A number of game developers have already shared their less-than-positive views on Windows 8, slamming Microsoft's new interest in ruling the PC gaming market through proprietary services. Croteam's chief technical offer Alen Ladavac has joined the fray, echoing Gabe Newell's fears.
"Gabe Newel did not overreact," he told the Steam community. "What you don't see here is that, under the hood, the new tiled UI is a means for Microsoft to lock Windows applications into a walled garden, much like the one on iOS. There is this 'small detail' that Microsoft is not advertising anywhere, but you can find it dug deep in the developer documentation.
"One cannot release a tiled UI application by any other means, but only through Windows Store! I cannot even begin to stress out just how horrible this idea is! There is no side-loading, except for corporate use inside one company, and that works only on the enterprise edition of Windows 8. Do we all understand what that means?

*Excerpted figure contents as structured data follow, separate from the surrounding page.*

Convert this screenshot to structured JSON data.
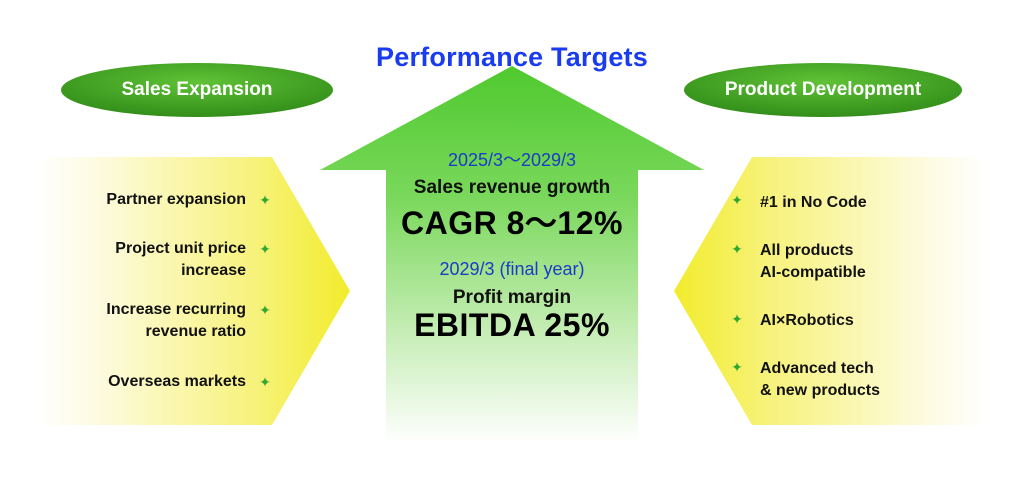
{
  "title": "Performance Targets",
  "left_panel": {
    "heading": "Sales Expansion",
    "items": [
      {
        "lines": [
          "Partner expansion"
        ]
      },
      {
        "lines": [
          "Project unit price",
          "increase"
        ]
      },
      {
        "lines": [
          "Increase recurring",
          "revenue ratio"
        ]
      },
      {
        "lines": [
          "Overseas markets"
        ]
      }
    ]
  },
  "right_panel": {
    "heading": "Product Development",
    "items": [
      {
        "lines": [
          "#1 in No Code"
        ]
      },
      {
        "lines": [
          "All products",
          "AI-compatible"
        ]
      },
      {
        "lines": [
          "AI×Robotics"
        ]
      },
      {
        "lines": [
          "Advanced tech",
          "& new products"
        ]
      }
    ]
  },
  "center": {
    "target1": {
      "period": "2025/3～2029/3",
      "label": "Sales revenue growth",
      "value": "CAGR 8～12%"
    },
    "target2": {
      "period": "2029/3 (final year)",
      "label": "Profit margin",
      "value": "EBITDA 25%"
    }
  },
  "colors": {
    "title": "#1a3cf0",
    "pill_green": "#3d9e1e",
    "arrow_green": "#5bcf3c",
    "chevron_yellow": "#f3ee2a",
    "star_green": "#32a830"
  },
  "icons": {
    "bullet": "four-point-star-icon"
  }
}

You cannot download an application from the Internet and run it on your computer. You have to get it from Microsoft's store. Even if it is a free app!"
Ladavac continued, explaining that the worst part of the new clause was that Microsoft gets to say what is and isn't allowed on its storefront.
"If it was just about 'being downloaded from Windows store', it would not be a problem. It would be nice to have a common hub to download things from. But to get an app onto that store, it has to be certified by MS. This means bringing the 'console experience' onto your desktop. Each app that you will get through the Windows Store will have to adhere to certain requirements imposed by MS.
"So far, we know that they've banned mature games, like Skyrim, CoD, and Serious Sam. They have forbidden modding. They could very well forbid Open Source if they want. But even if these terms were not there, this is still a certification system. With all of its downsides, including uncertain release dates, rare and late patches, and everything turning out to be more expensive and sucking more."
The main problem, stresses Ladavac, is that this is Microsoft shoving its foot in the door of online distribution. Desktop applications are supposedly exempt from these new rules, but it's feared that by the next iteration of Windows, Microsoft will pull the trigger and control everything that we download and run on the OS.
"Certification is a broken concept and should be abolished," added the CTO. "Now, while in current state Windows 8 do look like they support plain desktop apps seamlessly, the removal of start menu and use of 'charms' even on the desktop looks like a pretty blunt attempt to force users to 'get used' to the tiled UI. It would be fine by me if it wasn't for the aforementioned certification issue.
"So, it is a vicious circle. And not an accidental one. This one was carefully designed to be that way. I say: no thank you, I'll skip on that one."
My problem with Windows 8 is very much the same as Ladavac's. While the OS in its current form isn't quite the controlled police state that Apple likes to run, it shows a disturbing interest on the part of Microsoft in having that kind of environment. Windows 8 looks like the beginnings of a slippery slope -- and considering PC has increasingly become my refuge from the restrictive bullshit that has afflicted console gaming, I'm not happy about it. Not one bit.
Please don't ruin PC gaming for us, Microsoft. You've done enough to shit on it already, haven't it?